Advies aan het college
Advies over de stedenbouwkundige handelingen
Aan het college wordt voorgesteld om voor de stedenbouwkundige handelingen de omgevingsvergunning te verlenen onder voorwaarden.
Geadviseerde stedenbouwkundige voorwaarden
Het decreet van 25 april 2014 betreffende de omgevingsvergunning, het decreet houdende algemene bepalingen inzake milieubeleid, de Vlaamse Codex Ruimtelijke Ordening, het decreet betreffende het integraal handelsvestigingsbeleid, het decreet betreffende het natuurbehoud en het natuurlijk milieu en hun uitvoeringsbesluiten zijn van toepassing.

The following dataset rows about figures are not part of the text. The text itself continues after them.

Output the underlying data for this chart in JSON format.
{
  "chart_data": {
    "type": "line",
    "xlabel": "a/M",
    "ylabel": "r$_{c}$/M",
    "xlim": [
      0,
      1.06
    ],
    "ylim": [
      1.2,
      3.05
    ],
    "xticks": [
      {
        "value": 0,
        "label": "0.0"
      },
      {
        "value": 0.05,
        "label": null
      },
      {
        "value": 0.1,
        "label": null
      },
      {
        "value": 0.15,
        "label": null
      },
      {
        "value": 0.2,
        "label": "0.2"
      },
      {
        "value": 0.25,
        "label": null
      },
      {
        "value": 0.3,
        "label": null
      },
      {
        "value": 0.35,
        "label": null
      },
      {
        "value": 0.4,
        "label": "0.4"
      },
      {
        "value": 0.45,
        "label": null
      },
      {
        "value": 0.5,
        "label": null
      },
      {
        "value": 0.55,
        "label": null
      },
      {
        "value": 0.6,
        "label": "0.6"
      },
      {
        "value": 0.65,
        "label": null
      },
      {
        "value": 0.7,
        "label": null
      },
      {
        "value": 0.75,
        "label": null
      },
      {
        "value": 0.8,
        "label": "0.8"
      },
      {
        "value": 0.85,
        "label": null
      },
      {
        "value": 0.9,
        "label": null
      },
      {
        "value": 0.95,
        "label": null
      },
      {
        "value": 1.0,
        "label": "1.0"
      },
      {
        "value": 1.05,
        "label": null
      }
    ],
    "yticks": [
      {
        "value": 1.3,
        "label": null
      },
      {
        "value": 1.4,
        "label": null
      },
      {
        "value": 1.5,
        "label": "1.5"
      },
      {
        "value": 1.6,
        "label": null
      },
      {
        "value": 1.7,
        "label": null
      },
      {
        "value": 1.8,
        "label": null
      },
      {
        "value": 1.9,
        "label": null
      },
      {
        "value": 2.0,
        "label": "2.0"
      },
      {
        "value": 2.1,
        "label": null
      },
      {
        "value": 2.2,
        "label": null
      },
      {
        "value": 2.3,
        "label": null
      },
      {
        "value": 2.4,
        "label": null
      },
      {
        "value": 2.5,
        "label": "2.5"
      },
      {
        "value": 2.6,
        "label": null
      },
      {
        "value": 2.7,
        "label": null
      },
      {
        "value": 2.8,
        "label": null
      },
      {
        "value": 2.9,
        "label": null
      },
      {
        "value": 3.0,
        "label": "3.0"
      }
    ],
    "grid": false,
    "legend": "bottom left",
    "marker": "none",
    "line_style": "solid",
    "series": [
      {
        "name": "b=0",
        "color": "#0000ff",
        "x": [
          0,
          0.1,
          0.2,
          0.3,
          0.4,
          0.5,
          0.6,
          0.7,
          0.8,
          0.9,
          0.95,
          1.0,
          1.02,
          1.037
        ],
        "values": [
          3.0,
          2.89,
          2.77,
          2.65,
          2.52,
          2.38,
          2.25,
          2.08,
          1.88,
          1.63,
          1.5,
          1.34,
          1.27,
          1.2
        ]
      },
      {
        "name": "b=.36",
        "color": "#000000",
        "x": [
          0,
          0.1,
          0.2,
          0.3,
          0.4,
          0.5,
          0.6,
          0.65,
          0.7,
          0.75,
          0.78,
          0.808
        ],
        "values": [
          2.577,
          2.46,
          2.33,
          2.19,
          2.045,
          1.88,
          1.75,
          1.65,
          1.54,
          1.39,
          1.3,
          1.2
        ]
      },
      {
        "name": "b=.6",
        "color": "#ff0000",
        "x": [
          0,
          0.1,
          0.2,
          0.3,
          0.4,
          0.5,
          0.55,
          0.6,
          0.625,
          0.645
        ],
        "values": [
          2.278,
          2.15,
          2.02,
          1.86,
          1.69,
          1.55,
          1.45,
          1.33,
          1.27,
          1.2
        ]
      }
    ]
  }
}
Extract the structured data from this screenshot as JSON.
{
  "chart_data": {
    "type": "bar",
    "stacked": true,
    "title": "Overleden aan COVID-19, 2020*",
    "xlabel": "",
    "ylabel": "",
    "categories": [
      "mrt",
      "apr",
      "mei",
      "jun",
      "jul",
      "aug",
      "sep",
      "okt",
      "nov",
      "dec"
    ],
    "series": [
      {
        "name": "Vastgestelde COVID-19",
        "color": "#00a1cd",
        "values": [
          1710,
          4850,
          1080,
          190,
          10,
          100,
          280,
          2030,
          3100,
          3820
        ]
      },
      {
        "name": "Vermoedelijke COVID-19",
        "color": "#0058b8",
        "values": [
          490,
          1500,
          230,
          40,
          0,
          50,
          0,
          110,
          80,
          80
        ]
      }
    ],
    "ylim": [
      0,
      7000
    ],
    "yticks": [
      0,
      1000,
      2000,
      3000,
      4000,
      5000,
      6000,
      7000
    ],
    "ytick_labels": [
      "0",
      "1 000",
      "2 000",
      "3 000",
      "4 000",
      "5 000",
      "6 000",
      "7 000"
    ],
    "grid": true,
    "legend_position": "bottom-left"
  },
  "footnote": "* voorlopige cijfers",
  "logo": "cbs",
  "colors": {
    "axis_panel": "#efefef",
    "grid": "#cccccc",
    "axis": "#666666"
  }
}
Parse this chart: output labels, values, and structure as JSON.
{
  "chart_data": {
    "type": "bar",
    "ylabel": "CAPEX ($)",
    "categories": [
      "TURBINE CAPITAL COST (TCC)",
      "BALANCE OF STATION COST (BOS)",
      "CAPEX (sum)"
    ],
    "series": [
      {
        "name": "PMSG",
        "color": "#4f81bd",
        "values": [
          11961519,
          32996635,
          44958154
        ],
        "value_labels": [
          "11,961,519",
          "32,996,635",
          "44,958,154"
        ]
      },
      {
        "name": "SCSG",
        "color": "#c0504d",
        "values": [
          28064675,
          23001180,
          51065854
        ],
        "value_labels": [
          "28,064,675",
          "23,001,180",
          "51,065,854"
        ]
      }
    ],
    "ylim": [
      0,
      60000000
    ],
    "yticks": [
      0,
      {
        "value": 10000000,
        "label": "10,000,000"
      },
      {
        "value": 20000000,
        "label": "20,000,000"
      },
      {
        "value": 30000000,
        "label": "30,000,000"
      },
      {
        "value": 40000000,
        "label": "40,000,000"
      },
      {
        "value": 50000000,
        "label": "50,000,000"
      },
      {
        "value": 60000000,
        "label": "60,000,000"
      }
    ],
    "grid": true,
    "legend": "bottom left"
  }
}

Conform artikel 15 van het Omgevingsvergunningsdecreet is het college van burgemeester en schepenen voor zijn ambtsgebied in eerste administratieve aanleg bevoegd voor volgende aanvragen van:
Procedurestap | Datum |
Indiening aanvraag | 16 juni 2022 |
Volledig en ontvankelijk | 2 augustus 2022 |
Start openbaar onderzoek | geen |
Einde openbaar onderzoek | geen |
Gemeenteraad voor wegenwerken | geen |
Uiterste beslissingsdatum | 1 oktober 2022 |
Verslag GOA | 28 september 2022 |
naam GOA | Katrine Leemans |
De aanpalende eigenaars waarvan de scheidingsmuren met het project zouden worden opgericht, uitgebreid of afgebroken, werden om hun standpunt gevraagd.
Ingediende bezwaarschriften en petitielijsten
Schriftelijke bezwaarschriften | Schriftelijke gebundelde bezwaarschriften | Petitielijsten | Digitale bezwaarschriften |
1 | 0 | 0 | 0 |
Behandeling van de bezwaren
Tijdens het openbaar onderzoek werd 1 bezwaarschrift ingediend dat als volgt wordt beoordeeld:
Volgens de plannen komt er naast de volledige lengte van ons huis (hun actuele zijtuinstrook) een volledig afgesloten carport en fietsenberging. Net naast de beek wordt er hiervoor een muur opgetrokken van 3 m hoog. Onze vloer ligt ongeveer gelijk met de vloer van de woning van de aanvraag, dus wil dit zeggen dat ons raam in de leefruimte grondig zal bedekt worden en bijgevolg het daglicht zal wegnemen.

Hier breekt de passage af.